Market watchers like Knight Frank managing director Tan Tiong Cheng feel that the dwindling new supply in the CCR could provide price support to the high-end market, which has soared steeply but is expected to hit a blip next year.

Developers and property consultants polled by BT earlier this month had expected high-end home prices to appreciate by less than 10 per cent in 2008 compared to mass-market homes - which they thought could climb between 10 and 20 per cent.

In contrast, CBRE estimated that high-end home prices have risen nearly 50 per cent in 2007, while the mass-market segment appreciated only by around 25 per cent.

Among the high-end projects expected to be launched next year are Marina Bay Suites, Sentosa Quayside, Goodwood Residence in Bukit Timah and The Hamilton at Scotts Road.

Still, DTZ Debenham Tie Leung executive director Ong Choon Fah did not expect developers to be in any hurry to push out high-end launches in 2008, given the substantial price rise in this segment this year.

'The high-end market is very exclusive. Very often, sales take place by invitation and viewings by appointment. Developers will not flood the market with upmarket projects. They will want to manage their supply pipeline for the high-end very carefully,' she said.

'I suppose also that for developers, their view is that with the opening of the integrated resorts in 2009/2010, there is perhaps an opportunity for them to sell their projects at that stage.'

Market watchers said that the supply of prime district residential sites emanating from collective sales may slow down next year as recent changes to en bloc rules could lengthen the time it takes to launch a sale.

Developers, too, are in no hurry. Riding on the high-end boom of the last couple of years, many of them have built up enough financial muscle to be able to hold back launches.

Even if they do go ahead with their launches, some developers have taken to holding back some units from sale for longer-term investment. This is what City Developments announced last month, when it partnered US-based Wachovia Development Corporation to buy two blocks at CityDev's Cliveden at Grange.

The slowdown in the high-end market could touch not just launches but also actual sales.
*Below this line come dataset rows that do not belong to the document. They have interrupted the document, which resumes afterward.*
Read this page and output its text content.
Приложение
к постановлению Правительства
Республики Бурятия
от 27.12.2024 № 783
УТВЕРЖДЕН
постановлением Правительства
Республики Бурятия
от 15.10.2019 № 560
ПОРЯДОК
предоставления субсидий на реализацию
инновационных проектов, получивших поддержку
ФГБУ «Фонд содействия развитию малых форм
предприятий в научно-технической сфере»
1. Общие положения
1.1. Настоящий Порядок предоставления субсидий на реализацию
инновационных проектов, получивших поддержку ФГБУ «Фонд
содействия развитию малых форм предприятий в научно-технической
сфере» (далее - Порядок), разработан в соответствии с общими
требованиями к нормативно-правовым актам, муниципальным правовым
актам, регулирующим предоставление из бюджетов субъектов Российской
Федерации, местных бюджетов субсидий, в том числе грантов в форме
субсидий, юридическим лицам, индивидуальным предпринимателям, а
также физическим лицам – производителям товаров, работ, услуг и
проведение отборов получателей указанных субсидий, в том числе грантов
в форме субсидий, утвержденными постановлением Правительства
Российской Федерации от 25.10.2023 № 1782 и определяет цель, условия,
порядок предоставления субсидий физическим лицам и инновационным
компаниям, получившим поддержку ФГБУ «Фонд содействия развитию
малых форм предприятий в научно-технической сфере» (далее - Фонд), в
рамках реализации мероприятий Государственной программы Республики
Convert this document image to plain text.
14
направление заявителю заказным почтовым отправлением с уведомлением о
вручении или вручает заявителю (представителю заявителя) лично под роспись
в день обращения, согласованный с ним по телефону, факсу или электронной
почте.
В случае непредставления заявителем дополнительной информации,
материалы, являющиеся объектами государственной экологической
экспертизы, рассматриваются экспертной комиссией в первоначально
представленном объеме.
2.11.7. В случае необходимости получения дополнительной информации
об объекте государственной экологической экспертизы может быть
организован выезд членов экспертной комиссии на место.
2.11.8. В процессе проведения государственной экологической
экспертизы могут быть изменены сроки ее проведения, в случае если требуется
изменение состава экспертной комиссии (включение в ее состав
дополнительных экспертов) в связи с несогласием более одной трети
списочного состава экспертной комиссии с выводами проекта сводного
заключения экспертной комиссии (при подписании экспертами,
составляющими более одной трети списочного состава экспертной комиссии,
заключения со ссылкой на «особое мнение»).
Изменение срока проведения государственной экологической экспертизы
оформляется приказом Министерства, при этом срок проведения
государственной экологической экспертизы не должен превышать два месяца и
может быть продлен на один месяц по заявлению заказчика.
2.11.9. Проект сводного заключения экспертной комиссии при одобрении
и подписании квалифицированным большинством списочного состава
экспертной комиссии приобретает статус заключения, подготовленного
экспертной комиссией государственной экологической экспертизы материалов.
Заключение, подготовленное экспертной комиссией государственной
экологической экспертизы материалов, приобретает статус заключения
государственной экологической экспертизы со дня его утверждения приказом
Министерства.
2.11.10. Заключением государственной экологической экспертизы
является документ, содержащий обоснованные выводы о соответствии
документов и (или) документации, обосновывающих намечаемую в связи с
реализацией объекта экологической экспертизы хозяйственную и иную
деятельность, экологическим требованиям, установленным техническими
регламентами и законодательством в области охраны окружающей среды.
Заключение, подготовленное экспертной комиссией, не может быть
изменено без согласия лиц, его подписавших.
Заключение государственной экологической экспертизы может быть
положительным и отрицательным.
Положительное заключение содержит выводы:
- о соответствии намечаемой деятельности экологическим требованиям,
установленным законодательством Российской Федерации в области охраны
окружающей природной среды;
This year, CBRE estimated that 29 per cent, or 4,458 of the 15,500-odd private homes sold came from the high-end segment.

Next year, not only are developers' islandwide sales expected to shrink to between just 10,000 and 13,000 private homes, but the CCR could account for an even smaller slice of the primary market sales, market watchers reckoned.

'Going forward, with a lower economic growth forecast of 4.5 per cent to 6.5 per cent in 2008 and a likely credit crunch arising from the sub-prime mortgage problems in the US, we expect the pace of sales and price hike in the residential market to slow down in 2008,' CBRE's executive director Li Hiaw Ho said.

Analysts said that some potential buyers may also find themselves being priced out of the market.

The sales volume of high-end homes will depend partly on whether those who have sold their homes in en bloc deals buy their replacement property in the high-end market, said Knight Frank's Mr Tan.

For foreign buyers, 'if they see nervousness in key markets like London and New York, they may pick Singapore instead,' he added.

CBRE expected the official Urban Redevelopment Authority's price index for private homes to rise 8-10 per cent next year, after jumping by an estimated 25-29 per cent for full-year 2007.

Soaring rentals, too, could moderate. CBRE estimated that URA's overall private residential rental index will appreciate 40 per cent this year but the pace could slow to 8-10 per cent next year.